Batching only helps if you’re able to amortize the cost of notifications by doing that, but it’s not immediately clear to me that that there’s an opportunity to amortize since by definition all the book keeping to keep track of the writes would have to happen (roughly) in the synchronous write path (+ require a fair amount of RAM when scaling). The sibling poster made mention of taking read / write sets and doing intersections, but I don’t think that answers the question for several reasons I listed (ie it seems to me like you’d be taking a substantial performance hit on the order of O(num listeners) for all writes even if the write doesn’t match any listener). You could maybe shrink that to log(N) if you sort the set of listeners first, but that’s still an insertion speed of m log(n) for m items and n listeners or O(mn) if you can’t shrink it). That seems pretty expensive to me because it impacts all tenants of the DB, not just those using this feature…
While I applaud any attempts to innovate in this area, I'd be more interested in seeing the opposite approach - integrating persistent storage in a programming language. If we already have default implementations of dictionaries, linked lists, and other in-memory data structures in programming languages, why not have default implementations of permanent data structures such as object collections and KV-stores?
There have been many attempts over the years. There's Prevayler [0], in Java, and Madeleine [1], in Ruby. Neither of them became wildly popular.
I worked with Madeleine for a few years and while the performance was amazing, RDBM systems are ahead because of the many years of standardisation, tooling and capabilities (e.g. migrations)

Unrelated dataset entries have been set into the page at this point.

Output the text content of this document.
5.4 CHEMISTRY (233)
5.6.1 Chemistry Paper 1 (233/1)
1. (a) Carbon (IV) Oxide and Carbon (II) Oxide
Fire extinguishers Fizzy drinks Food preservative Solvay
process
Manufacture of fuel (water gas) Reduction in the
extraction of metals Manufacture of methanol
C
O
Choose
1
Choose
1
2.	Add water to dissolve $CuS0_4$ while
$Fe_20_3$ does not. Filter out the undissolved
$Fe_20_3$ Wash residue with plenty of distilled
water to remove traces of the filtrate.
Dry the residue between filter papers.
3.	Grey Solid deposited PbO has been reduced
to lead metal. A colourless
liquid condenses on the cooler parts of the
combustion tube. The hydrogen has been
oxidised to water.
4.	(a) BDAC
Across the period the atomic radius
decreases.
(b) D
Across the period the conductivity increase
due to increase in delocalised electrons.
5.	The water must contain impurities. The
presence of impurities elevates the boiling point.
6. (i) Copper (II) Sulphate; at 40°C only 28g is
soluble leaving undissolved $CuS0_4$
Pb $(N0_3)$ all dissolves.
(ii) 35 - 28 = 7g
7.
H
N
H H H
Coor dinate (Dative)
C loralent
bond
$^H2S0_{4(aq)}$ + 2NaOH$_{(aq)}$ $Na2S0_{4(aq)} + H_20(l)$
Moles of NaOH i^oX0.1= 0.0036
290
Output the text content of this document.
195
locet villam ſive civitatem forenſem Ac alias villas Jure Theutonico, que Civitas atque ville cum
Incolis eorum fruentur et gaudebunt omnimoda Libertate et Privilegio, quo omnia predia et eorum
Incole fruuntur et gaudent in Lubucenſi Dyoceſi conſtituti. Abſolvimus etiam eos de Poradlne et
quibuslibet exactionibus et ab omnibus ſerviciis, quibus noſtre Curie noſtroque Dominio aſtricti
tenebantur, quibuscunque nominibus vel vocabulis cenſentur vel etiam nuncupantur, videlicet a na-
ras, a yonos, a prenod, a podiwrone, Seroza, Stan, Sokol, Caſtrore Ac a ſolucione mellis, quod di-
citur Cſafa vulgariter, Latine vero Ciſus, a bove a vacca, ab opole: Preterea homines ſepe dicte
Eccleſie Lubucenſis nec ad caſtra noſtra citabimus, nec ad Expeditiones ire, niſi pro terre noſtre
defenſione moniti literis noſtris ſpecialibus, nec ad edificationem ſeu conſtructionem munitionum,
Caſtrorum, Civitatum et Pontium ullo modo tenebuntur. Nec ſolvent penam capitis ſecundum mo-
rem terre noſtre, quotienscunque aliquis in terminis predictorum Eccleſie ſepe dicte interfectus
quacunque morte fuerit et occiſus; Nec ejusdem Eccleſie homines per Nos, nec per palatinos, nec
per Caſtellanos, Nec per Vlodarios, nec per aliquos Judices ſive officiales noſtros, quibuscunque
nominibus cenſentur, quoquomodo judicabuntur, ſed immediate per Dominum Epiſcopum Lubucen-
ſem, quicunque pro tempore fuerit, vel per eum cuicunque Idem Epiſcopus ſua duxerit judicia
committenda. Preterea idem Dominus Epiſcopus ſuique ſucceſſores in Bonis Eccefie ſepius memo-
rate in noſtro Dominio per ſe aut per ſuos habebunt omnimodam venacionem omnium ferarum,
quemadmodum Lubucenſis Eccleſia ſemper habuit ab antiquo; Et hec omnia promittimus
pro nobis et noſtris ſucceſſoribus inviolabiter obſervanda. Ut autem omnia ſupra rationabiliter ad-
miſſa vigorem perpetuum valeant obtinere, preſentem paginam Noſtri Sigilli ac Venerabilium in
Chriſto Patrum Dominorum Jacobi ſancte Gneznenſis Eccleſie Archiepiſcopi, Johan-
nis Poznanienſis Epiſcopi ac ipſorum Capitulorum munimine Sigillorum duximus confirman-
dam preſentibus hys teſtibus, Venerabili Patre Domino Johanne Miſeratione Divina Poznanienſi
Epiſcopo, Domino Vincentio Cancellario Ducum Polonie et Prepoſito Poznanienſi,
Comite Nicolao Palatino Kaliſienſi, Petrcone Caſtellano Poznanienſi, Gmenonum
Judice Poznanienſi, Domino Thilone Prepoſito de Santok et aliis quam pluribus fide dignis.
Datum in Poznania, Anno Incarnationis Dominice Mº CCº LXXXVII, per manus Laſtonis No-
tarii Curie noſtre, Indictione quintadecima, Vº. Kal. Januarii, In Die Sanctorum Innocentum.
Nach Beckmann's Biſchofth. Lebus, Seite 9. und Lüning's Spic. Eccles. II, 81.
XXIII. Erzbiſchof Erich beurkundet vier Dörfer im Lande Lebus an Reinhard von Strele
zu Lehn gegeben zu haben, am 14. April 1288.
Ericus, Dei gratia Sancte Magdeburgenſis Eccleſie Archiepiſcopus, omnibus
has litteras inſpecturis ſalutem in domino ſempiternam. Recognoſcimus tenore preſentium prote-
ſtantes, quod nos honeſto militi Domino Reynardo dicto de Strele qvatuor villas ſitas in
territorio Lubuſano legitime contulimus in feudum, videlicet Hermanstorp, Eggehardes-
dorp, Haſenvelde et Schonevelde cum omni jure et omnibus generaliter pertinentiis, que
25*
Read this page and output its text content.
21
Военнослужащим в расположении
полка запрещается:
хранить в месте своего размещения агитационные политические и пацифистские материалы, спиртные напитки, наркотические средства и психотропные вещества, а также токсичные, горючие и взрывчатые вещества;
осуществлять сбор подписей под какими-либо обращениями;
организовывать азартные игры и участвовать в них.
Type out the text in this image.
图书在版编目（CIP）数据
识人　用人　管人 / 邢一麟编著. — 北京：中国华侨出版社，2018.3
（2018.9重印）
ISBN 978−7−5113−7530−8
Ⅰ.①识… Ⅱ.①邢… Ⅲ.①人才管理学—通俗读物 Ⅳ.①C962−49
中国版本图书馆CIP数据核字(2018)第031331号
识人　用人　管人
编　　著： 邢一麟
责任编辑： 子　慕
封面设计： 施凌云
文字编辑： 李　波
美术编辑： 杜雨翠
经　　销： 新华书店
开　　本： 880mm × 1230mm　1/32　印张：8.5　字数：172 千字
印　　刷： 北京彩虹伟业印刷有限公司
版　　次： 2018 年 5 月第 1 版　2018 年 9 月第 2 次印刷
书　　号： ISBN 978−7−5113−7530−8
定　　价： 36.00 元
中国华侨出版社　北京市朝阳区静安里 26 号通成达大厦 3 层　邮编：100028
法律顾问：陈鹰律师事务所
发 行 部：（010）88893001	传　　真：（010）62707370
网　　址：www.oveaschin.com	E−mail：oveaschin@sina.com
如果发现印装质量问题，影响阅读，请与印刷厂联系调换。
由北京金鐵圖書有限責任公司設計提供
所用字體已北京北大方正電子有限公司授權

The other very important thing is - DB latency is an issue only in the hands of a novice. In the real world, network latency is a couple of magnitudes higher.
Check this out: https://microstream.one/products/microstream-for-java/
Io also has persistence baked into it: https://iolanguage.org/reference/
But I'm sure for most of the HN crowd one has Java in the URL and the other is a esoteric cool language from the early 00's so.. not practical. :)
I feel like databases are the new JS framework, there is a new one every week.
1.0 version but https://github.com/surrealdb/surrealdb/issues/1548 is still open :)
A lot of the issues here have been resolved in documentation. For example there’s now new docs on permissions and deployment also more information on backups. Others are currently being worked ;)..
The issue is still open as we haven’t resolved all of it yet so makes a good reference.
Is it a database where the only date/time type is a melting clock, and a join is defined as “the chance encounter of a sewing machine and an umbrella on an operating table”?
Live queries & change-feeds! Reactive data stores are great; neat to see.